Un ancien coach d’escalade a été condamné vendredi à trois ans de prison dont deux fermes pour atteintes sexuelles sur mineur et corruption de mineur. Des faits commis en Métropole, en 2006-2007, et en Nouvelle-Calédonie, entre 2012 et 2015.
C’est une histoire qui devient presque tristement banale à l’heure où la parole se libère dans le sport. L’histoire d’un moniteur d’escalade charismatique très apprécié de ses jeunes élèves mais qui est accusé par deux d’entre elles de viol – des faits requalifiés par la justice en atteinte sexuelle - à la veille de leurs 16 ans. Ces faits, jugés vendredi 23 avril par le tribunal de Nouméa, se sont déroulés dans les Pyrénées en 2006 et 2007, mais ont été révélés récemment par les victimes de ce professionnel, installé depuis en Nouvelle-Calédonie.

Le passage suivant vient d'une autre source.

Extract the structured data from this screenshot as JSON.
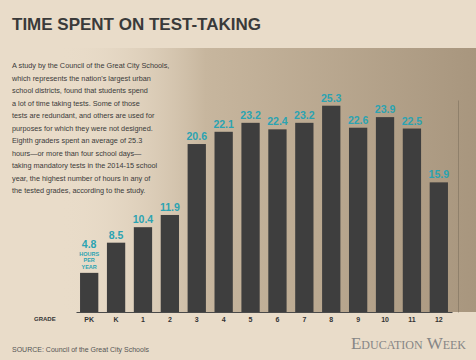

Des messages à caractère sexuel
Des plaintes qui font ressurgir deux autres dossiers, initialement classés sans suite. Cette fois, ce sont deux petites Calédoniennes, 14 et 15 ans au moment des faits, qui accusent le coach de leur avoir envoyé des messages sexuellement explicites via internet en 2012 et en 2015. "Ce qui est inquiétant c'est que le prévenu ne semble pas avoir compris qu'il s'agissait de jeunes filles qui n'étaient pas du tout en mesure de comprendre ce qu'ils leur arrivaient à l'époque des faits et pas du tout en mesure de se défendre", indique Barbara Brunard, l'avocate de la partie civile.

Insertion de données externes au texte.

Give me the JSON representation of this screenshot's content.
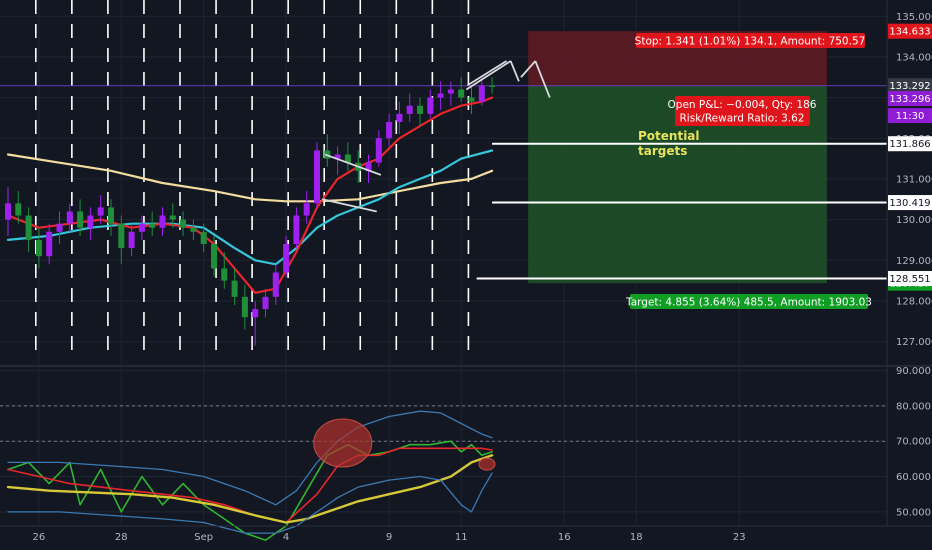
{
  "colors": {
    "background": "#131722",
    "grid": "#1f2433",
    "up": "#a020f0",
    "down": "#1f8f3a",
    "ema_red": "#e8262c",
    "ema_cyan": "#35c6d8",
    "ema_beige": "#f2dca0",
    "stop_zone": "#5a1a24",
    "target_zone": "#1e4d27",
    "stop_tag": "#e0151b",
    "target_tag": "#0f9d24",
    "purple_tag": "#8f1dd6"
  },
  "chart_data": [
    {
      "type": "candlestick",
      "name": "price-pane",
      "ylim": [
        126.4,
        135.4
      ],
      "price_ticks": [
        "127.000",
        "128.000",
        "129.000",
        "130.000",
        "131.000",
        "132.000",
        "133.000",
        "134.000",
        "135.000"
      ],
      "x_ticks": [
        {
          "label": "26",
          "index": 3
        },
        {
          "label": "28",
          "index": 11
        },
        {
          "label": "Sep",
          "index": 19
        },
        {
          "label": "4",
          "index": 27
        },
        {
          "label": "9",
          "index": 37
        },
        {
          "label": "11",
          "index": 44
        },
        {
          "label": "16",
          "index": 54
        },
        {
          "label": "18",
          "index": 61
        },
        {
          "label": "23",
          "index": 71
        }
      ],
      "x_range": [
        0,
        79.5
      ],
      "candles_last_index": 47,
      "candles": [
        [
          130.0,
          130.8,
          129.6,
          130.4
        ],
        [
          130.4,
          130.7,
          129.9,
          130.1
        ],
        [
          130.1,
          130.3,
          129.2,
          129.5
        ],
        [
          129.5,
          129.8,
          128.8,
          129.1
        ],
        [
          129.1,
          129.9,
          128.9,
          129.7
        ],
        [
          129.7,
          130.2,
          129.4,
          129.9
        ],
        [
          129.9,
          130.4,
          129.7,
          130.2
        ],
        [
          130.2,
          130.5,
          129.6,
          129.8
        ],
        [
          129.8,
          130.3,
          129.5,
          130.1
        ],
        [
          130.1,
          130.6,
          129.9,
          130.3
        ],
        [
          130.3,
          130.5,
          129.6,
          129.9
        ],
        [
          129.9,
          130.1,
          128.9,
          129.3
        ],
        [
          129.3,
          129.9,
          129.1,
          129.7
        ],
        [
          129.7,
          130.1,
          129.5,
          129.9
        ],
        [
          129.9,
          130.2,
          129.6,
          129.8
        ],
        [
          129.8,
          130.3,
          129.6,
          130.1
        ],
        [
          130.1,
          130.4,
          129.8,
          130.0
        ],
        [
          130.0,
          130.2,
          129.6,
          129.8
        ],
        [
          129.8,
          130.0,
          129.5,
          129.7
        ],
        [
          129.7,
          129.9,
          129.2,
          129.4
        ],
        [
          129.4,
          129.6,
          128.6,
          128.8
        ],
        [
          128.8,
          129.2,
          128.3,
          128.5
        ],
        [
          128.5,
          128.8,
          127.9,
          128.1
        ],
        [
          128.1,
          128.4,
          127.3,
          127.6
        ],
        [
          127.6,
          128.0,
          126.9,
          127.8
        ],
        [
          127.8,
          128.3,
          127.6,
          128.1
        ],
        [
          128.1,
          128.9,
          127.9,
          128.7
        ],
        [
          128.7,
          129.6,
          128.6,
          129.4
        ],
        [
          129.4,
          130.3,
          129.3,
          130.1
        ],
        [
          130.1,
          130.7,
          129.9,
          130.4
        ],
        [
          130.4,
          131.9,
          130.3,
          131.7
        ],
        [
          131.7,
          132.1,
          131.3,
          131.5
        ],
        [
          131.5,
          131.8,
          131.1,
          131.6
        ],
        [
          131.6,
          131.9,
          131.2,
          131.4
        ],
        [
          131.4,
          131.7,
          130.9,
          131.2
        ],
        [
          131.2,
          131.6,
          130.9,
          131.4
        ],
        [
          131.4,
          132.2,
          131.3,
          132.0
        ],
        [
          132.0,
          132.6,
          131.8,
          132.4
        ],
        [
          132.4,
          132.9,
          132.1,
          132.6
        ],
        [
          132.6,
          133.1,
          132.4,
          132.8
        ],
        [
          132.8,
          133.0,
          132.3,
          132.6
        ],
        [
          132.6,
          133.2,
          132.5,
          133.0
        ],
        [
          133.0,
          133.4,
          132.7,
          133.1
        ],
        [
          133.1,
          133.4,
          132.8,
          133.2
        ],
        [
          133.2,
          133.5,
          132.9,
          133.0
        ],
        [
          133.0,
          133.3,
          132.6,
          132.9
        ],
        [
          132.9,
          133.5,
          132.8,
          133.3
        ],
        [
          133.3,
          133.5,
          133.1,
          133.29
        ]
      ],
      "ema_red": [
        [
          0,
          130.1
        ],
        [
          3,
          129.8
        ],
        [
          6,
          129.9
        ],
        [
          9,
          130.0
        ],
        [
          12,
          129.8
        ],
        [
          15,
          129.9
        ],
        [
          18,
          129.8
        ],
        [
          20,
          129.4
        ],
        [
          22,
          128.8
        ],
        [
          24,
          128.2
        ],
        [
          26,
          128.3
        ],
        [
          28,
          129.2
        ],
        [
          30,
          130.3
        ],
        [
          32,
          131.0
        ],
        [
          34,
          131.3
        ],
        [
          36,
          131.5
        ],
        [
          38,
          132.0
        ],
        [
          40,
          132.3
        ],
        [
          42,
          132.6
        ],
        [
          44,
          132.8
        ],
        [
          46,
          132.9
        ],
        [
          47,
          133.0
        ]
      ],
      "ema_cyan": [
        [
          0,
          129.5
        ],
        [
          4,
          129.6
        ],
        [
          8,
          129.8
        ],
        [
          12,
          129.9
        ],
        [
          16,
          129.9
        ],
        [
          19,
          129.8
        ],
        [
          22,
          129.3
        ],
        [
          24,
          129.0
        ],
        [
          26,
          128.9
        ],
        [
          28,
          129.3
        ],
        [
          30,
          129.8
        ],
        [
          32,
          130.1
        ],
        [
          34,
          130.3
        ],
        [
          36,
          130.5
        ],
        [
          38,
          130.8
        ],
        [
          40,
          131.0
        ],
        [
          42,
          131.2
        ],
        [
          44,
          131.5
        ],
        [
          47,
          131.7
        ]
      ],
      "ema_beige": [
        [
          0,
          131.6
        ],
        [
          5,
          131.4
        ],
        [
          10,
          131.2
        ],
        [
          15,
          130.9
        ],
        [
          20,
          130.7
        ],
        [
          24,
          130.5
        ],
        [
          27,
          130.45
        ],
        [
          30,
          130.45
        ],
        [
          34,
          130.5
        ],
        [
          38,
          130.7
        ],
        [
          42,
          130.9
        ],
        [
          45,
          131.0
        ],
        [
          47,
          131.2
        ]
      ],
      "levels": [
        {
          "price": 131.866,
          "label": "131.866",
          "from_index": 47,
          "to_index": 79.5
        },
        {
          "price": 130.419,
          "label": "130.419",
          "from_index": 47,
          "to_index": 79.5
        },
        {
          "price": 128.551,
          "label": "128.551",
          "from_index": 45.5,
          "to_index": 79.5
        }
      ],
      "tags": [
        {
          "price": 134.633,
          "label": "134.633",
          "color": "stop"
        },
        {
          "price": 133.292,
          "label": "133.292",
          "color": "gray"
        },
        {
          "price": 133.296,
          "label": "133.296",
          "color": "purple",
          "offset": 13
        },
        {
          "price": 133.296,
          "label": "11:30",
          "color": "purple",
          "offset": 30
        },
        {
          "price": 128.437,
          "label": "128.437",
          "color": "target"
        }
      ],
      "position": {
        "entry": 133.292,
        "stop": 134.633,
        "target": 128.437,
        "from_index": 50.5,
        "to_index": 79.5
      },
      "annotations": {
        "stop_label": "Stop: 1.341 (1.01%) 134.1, Amount: 750.57",
        "pnl_line1": "Open P&L: −0.004, Qty: 186",
        "pnl_line2": "Risk/Reward Ratio: 3.62",
        "target_label": "Target: 4.855 (3.64%) 485.5, Amount: 1903.03",
        "potential_line1": "Potential",
        "potential_line2": "targets"
      }
    },
    {
      "type": "line",
      "name": "oscillator-pane",
      "ylim": [
        46,
        91
      ],
      "ticks": [
        "50.000",
        "60.000",
        "70.000",
        "80.000",
        "90.000"
      ],
      "dashed_levels": [
        70,
        80
      ],
      "series": [
        {
          "key": "rsi",
          "color": "#2fb52f",
          "points": [
            [
              0,
              62
            ],
            [
              2,
              64
            ],
            [
              4,
              58
            ],
            [
              6,
              64
            ],
            [
              7,
              52
            ],
            [
              9,
              62
            ],
            [
              11,
              50
            ],
            [
              13,
              60
            ],
            [
              15,
              52
            ],
            [
              17,
              58
            ],
            [
              19,
              52
            ],
            [
              21,
              48
            ],
            [
              23,
              44
            ],
            [
              25,
              42
            ],
            [
              27,
              46
            ],
            [
              29,
              56
            ],
            [
              31,
              66
            ],
            [
              33,
              69
            ],
            [
              35,
              66
            ],
            [
              37,
              67
            ],
            [
              39,
              69
            ],
            [
              41,
              69
            ],
            [
              43,
              70
            ],
            [
              44,
              67
            ],
            [
              45,
              69
            ],
            [
              46,
              66
            ],
            [
              47,
              67
            ]
          ]
        },
        {
          "key": "signal",
          "color": "#e8262c",
          "points": [
            [
              0,
              62
            ],
            [
              3,
              60
            ],
            [
              6,
              58
            ],
            [
              9,
              57
            ],
            [
              12,
              56
            ],
            [
              15,
              55
            ],
            [
              18,
              54
            ],
            [
              21,
              52
            ],
            [
              24,
              49
            ],
            [
              27,
              47
            ],
            [
              30,
              55
            ],
            [
              32,
              63
            ],
            [
              34,
              66
            ],
            [
              36,
              66
            ],
            [
              38,
              68
            ],
            [
              40,
              68
            ],
            [
              42,
              68
            ],
            [
              44,
              68
            ],
            [
              46,
              68
            ],
            [
              47,
              67.5
            ]
          ]
        },
        {
          "key": "average",
          "color": "#d7c837",
          "points": [
            [
              0,
              57
            ],
            [
              4,
              56
            ],
            [
              8,
              55.5
            ],
            [
              12,
              55
            ],
            [
              16,
              54
            ],
            [
              20,
              52
            ],
            [
              24,
              49
            ],
            [
              27,
              47
            ],
            [
              29,
              48
            ],
            [
              31,
              50
            ],
            [
              34,
              53
            ],
            [
              37,
              55
            ],
            [
              40,
              57
            ],
            [
              43,
              60
            ],
            [
              45,
              64
            ],
            [
              47,
              66
            ]
          ]
        },
        {
          "key": "band_upper",
          "color": "#3a7ab3",
          "points": [
            [
              0,
              64
            ],
            [
              5,
              64
            ],
            [
              10,
              63
            ],
            [
              15,
              62
            ],
            [
              19,
              60
            ],
            [
              23,
              56
            ],
            [
              26,
              52
            ],
            [
              28,
              56
            ],
            [
              30,
              64
            ],
            [
              32,
              70
            ],
            [
              34,
              74
            ],
            [
              37,
              77
            ],
            [
              40,
              78.5
            ],
            [
              42,
              78
            ],
            [
              44,
              75
            ],
            [
              46,
              72
            ],
            [
              47,
              71
            ]
          ]
        },
        {
          "key": "band_lower",
          "color": "#3a7ab3",
          "points": [
            [
              0,
              50
            ],
            [
              5,
              50
            ],
            [
              10,
              49
            ],
            [
              15,
              48
            ],
            [
              19,
              47
            ],
            [
              23,
              44
            ],
            [
              26,
              44
            ],
            [
              28,
              46
            ],
            [
              30,
              50
            ],
            [
              32,
              54
            ],
            [
              34,
              57
            ],
            [
              37,
              59
            ],
            [
              40,
              60
            ],
            [
              42,
              59
            ],
            [
              44,
              52
            ],
            [
              45,
              50
            ],
            [
              46,
              56
            ],
            [
              47,
              61
            ]
          ]
        }
      ],
      "highlights": [
        {
          "cx_index": 32.5,
          "cy_value": 69.5,
          "rx": 29,
          "ry": 24
        },
        {
          "cx_index": 46.5,
          "cy_value": 63.5,
          "rx": 8,
          "ry": 6
        }
      ]
    }
  ]
}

A chaque fois, la conversation suit le même schéma. L’adulte, alors âgé d’une trentaine d’années, pose des questions : dorment-elles habillées ou nues ? Quelles sont leurs pratiques sexuelles avec leurs petits copains ? Est-ce qu’elles ont déjà envisagé une relation avec un trentenaire ?
A la lumière des faits qui se sont déroulés en Métropole, la procureure de la République décide de regrouper les quatre dossiers. Affaires dont l’accusé répondait ce vendredi. Les conversations ? Un jeu, selon lui, d’ailleurs les jeunes sportives lui répondaient, assure-t-il. Les relations sexuelles en France avec des jeunes filles d’à peine 16 ans ? Elles étaient consentantes, avance l’accusé.
Un déni de responsabilité qui surprend la juge, Lise Prenel. "Avez-vous entendu parler des débats autour du consentement ?", lui demande-t-elle. "Comprenez-vous qu’une jeune fille de 15 ans dont le moniteur met les mains sous son tee-shirt ne sache pas comment réagir ?" L’homme - qui à aucun instant ne reconnaît que sa position d’autorité a pu peser sur les victimes - estime, lui, avoir vécu, du moins avec deux des jeunes filles, de belles histoires d’amour.
"Dans son mode de fonctionnement, et tout ce qui résulte de ses déclarations, il n'a jamais fait usage de la moindre violence ou de la moindre pression psychologique, ou de la moindre incitation du fait de ses fonctions de coach pour obtenir des faveurs sexuelles de la part de ses personnes", précise son avocat.
Quel rôle ont joué les clubs sportifs dans cette affaire ?
Outre la question du consentement, la lumière est mise ici sur le rôle des clubs sportifs dans ce genre d’affaires. Averti dès 2007 par l’une des victimes, le club de Pau, où celle-ci était licenciée à l'époque, avait indiqué aux parents que c’était à eux de porter plainte, et que le club s’alignerait sur leur position.
Les parents de la jeune fille, qui craint alors pour son avenir dans l’escalade et ressent un fort sentiment de culpabilité, suivent sa décision et renoncent à cette époque à entamer une procédure. IDix ans plus tard, la victime, devenue adulte s'est décidée à porter plainte. Le dirigeant du club est alors entendu par les enquêteurs, devant lesquels il reconnaît "ne pas avoir fait remonter les faits. J’ai gardé ça pour moi. Oui, cela m’a étonné mais je n’en ai pas parlé." Le moniteur a-t-il senti le vent tourner ? "Il est parti fin 2008, je pense que ces faits ont influencé sa décision", confie le même dirigeant dans son audition.
A Nouméa, le club a joué un rôle tout autre. C’est un entraîneur entendant une conversation entre jeunes filles qui s’est inquiété d’échanges qu’il soupçonne inappropriés. La ligue d’escalade a ensuite contacté les parents pour les inciter au dépôt de plainte, avant d’alerter le procureur. "Les mentalités ont évolué, ce qui était peut être toléré et accepté il y a 20 ans, ne l'est plus aujourd'hui et c'est ce qui conduit de plus en plus de victimes à déposer plainte et il faut les encourager dans cette voie", indique Barbara Brunard, l'avocate de la partie civile.